The power to rule on such qualifications is vested by the Constitution solely on the Presidential Electoral Tribunal. Thus, the critics claim that Poe’s natural-born citizenship was approved only by a plurality, not a majority, of the 15-member Court.
This new decision penned by Justice Leonen definitively settled this contentious point, given that nine justices, including Peralta and Caguioa, voted to declare Poe a natural-born citizen and could thus remain as a member of the Senate.
Fortunately, this latter decision was issued by the Court only last Sept. 20, away from the “noise” of the 2016 election. Consequently, the Court and those who sincerely advocated the grant of social justice to foundlings can no longer be criticized for political partisanship.
Mutual respect. The Court affirmed the well-settled doctrine that election laws should be interpreted liberally and that doubts in interpreting them should be resolved in favor of giving our people the freedom to choose their leaders.
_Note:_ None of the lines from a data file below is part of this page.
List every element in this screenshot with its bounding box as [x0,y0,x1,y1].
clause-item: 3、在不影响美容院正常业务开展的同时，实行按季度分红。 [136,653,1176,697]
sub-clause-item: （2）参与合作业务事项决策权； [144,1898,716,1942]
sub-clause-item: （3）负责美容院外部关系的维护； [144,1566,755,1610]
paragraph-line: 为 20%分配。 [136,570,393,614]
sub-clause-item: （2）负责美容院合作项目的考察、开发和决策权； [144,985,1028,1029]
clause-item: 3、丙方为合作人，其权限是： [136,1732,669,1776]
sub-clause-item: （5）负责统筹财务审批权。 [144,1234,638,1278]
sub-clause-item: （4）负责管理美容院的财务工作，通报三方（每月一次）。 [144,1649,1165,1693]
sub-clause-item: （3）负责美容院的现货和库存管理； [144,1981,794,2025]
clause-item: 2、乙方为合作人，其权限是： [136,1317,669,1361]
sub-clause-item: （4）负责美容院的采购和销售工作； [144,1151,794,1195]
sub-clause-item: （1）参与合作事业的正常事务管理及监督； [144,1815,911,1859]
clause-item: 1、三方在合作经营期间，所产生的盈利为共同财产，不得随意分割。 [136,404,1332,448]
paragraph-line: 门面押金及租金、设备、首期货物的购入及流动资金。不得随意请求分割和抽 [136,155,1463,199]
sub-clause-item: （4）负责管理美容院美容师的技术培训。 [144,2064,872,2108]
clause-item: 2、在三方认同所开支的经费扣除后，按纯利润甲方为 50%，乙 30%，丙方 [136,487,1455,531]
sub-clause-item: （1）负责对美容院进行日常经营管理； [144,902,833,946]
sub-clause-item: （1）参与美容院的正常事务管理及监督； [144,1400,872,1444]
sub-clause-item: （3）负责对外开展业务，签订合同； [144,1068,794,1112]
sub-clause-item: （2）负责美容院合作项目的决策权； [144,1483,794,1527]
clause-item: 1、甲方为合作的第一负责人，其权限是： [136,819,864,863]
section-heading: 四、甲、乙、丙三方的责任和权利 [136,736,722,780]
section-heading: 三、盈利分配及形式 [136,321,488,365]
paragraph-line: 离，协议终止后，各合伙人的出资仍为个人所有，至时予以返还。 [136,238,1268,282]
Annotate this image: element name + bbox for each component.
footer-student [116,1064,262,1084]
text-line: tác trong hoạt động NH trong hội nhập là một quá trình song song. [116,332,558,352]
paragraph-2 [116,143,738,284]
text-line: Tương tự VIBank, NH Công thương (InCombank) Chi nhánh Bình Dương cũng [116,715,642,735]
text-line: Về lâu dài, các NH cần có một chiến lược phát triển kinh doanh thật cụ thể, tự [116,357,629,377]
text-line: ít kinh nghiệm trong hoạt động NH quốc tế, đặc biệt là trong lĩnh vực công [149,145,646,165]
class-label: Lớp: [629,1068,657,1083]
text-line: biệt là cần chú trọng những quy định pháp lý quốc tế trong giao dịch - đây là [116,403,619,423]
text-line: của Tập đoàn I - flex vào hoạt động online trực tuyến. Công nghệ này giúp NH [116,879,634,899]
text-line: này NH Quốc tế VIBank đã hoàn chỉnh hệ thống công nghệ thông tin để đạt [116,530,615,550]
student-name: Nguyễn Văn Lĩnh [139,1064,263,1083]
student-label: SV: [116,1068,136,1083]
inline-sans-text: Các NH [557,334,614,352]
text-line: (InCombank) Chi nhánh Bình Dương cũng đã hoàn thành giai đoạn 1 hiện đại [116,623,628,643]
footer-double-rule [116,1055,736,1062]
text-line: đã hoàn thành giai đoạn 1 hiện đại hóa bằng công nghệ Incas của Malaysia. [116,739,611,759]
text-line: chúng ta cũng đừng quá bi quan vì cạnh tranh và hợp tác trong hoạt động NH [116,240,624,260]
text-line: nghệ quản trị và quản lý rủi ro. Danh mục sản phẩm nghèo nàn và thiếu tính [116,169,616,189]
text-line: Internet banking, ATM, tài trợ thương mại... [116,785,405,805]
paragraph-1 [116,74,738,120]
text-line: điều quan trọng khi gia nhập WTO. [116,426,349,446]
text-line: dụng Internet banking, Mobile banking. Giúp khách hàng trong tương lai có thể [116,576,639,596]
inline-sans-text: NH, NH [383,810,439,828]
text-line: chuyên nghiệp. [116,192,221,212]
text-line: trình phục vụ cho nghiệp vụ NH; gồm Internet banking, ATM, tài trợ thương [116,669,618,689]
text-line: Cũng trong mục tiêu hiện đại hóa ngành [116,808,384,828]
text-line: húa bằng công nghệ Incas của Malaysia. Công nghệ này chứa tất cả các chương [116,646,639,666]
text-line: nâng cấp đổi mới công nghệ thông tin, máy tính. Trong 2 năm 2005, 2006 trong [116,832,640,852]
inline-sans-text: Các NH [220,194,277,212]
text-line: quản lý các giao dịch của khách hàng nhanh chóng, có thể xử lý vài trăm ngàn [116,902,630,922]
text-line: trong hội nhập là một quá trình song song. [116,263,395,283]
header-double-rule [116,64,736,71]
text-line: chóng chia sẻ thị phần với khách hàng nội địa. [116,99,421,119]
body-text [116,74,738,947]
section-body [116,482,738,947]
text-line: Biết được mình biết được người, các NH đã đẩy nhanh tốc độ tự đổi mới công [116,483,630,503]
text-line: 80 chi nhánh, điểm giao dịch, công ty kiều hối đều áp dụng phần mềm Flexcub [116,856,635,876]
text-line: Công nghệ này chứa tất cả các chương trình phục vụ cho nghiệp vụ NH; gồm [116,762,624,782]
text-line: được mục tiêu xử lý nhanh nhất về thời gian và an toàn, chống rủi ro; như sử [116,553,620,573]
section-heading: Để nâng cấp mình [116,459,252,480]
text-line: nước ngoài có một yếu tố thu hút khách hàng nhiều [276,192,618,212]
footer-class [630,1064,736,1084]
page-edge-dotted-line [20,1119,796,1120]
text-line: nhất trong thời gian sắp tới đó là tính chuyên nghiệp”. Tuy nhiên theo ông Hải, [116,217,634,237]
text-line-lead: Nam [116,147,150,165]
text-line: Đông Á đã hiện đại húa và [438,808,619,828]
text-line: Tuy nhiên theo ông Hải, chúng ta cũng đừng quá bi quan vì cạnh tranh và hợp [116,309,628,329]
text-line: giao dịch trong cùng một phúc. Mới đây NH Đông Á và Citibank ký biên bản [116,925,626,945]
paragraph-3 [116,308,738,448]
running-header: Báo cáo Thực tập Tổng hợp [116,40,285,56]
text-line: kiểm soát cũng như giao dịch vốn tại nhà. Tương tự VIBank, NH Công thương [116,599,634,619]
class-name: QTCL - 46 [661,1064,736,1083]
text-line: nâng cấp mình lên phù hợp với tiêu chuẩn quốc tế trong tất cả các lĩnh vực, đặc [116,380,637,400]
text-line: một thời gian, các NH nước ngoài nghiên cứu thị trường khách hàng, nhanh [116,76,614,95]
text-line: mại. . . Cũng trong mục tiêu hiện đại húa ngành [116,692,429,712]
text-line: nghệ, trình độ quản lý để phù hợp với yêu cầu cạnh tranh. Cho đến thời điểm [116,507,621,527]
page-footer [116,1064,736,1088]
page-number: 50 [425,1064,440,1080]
Consistent with this doctrine, in the attempt to disqualify now President Rodrigo Duterte, I opined in my column on Dec. 6, 2015, that “if, as reported in the media, the only reason for his alleged disqualification is a typographical error, I believe he should be allowed to run for president. Substantial justice, not literal interpretation, should be applied.”
May I also say that some of the dissenters in these two cases are my close friends. Our honest differences of opinion never affect our personal esteem for each other. Our friendship is based on our mutual respect for the free market of ideas, not on the excessive desire for conformity or on the eerie silence of the cemetery.
Indeed, friends can disagree without being disagreeable, and can differ without being difficult.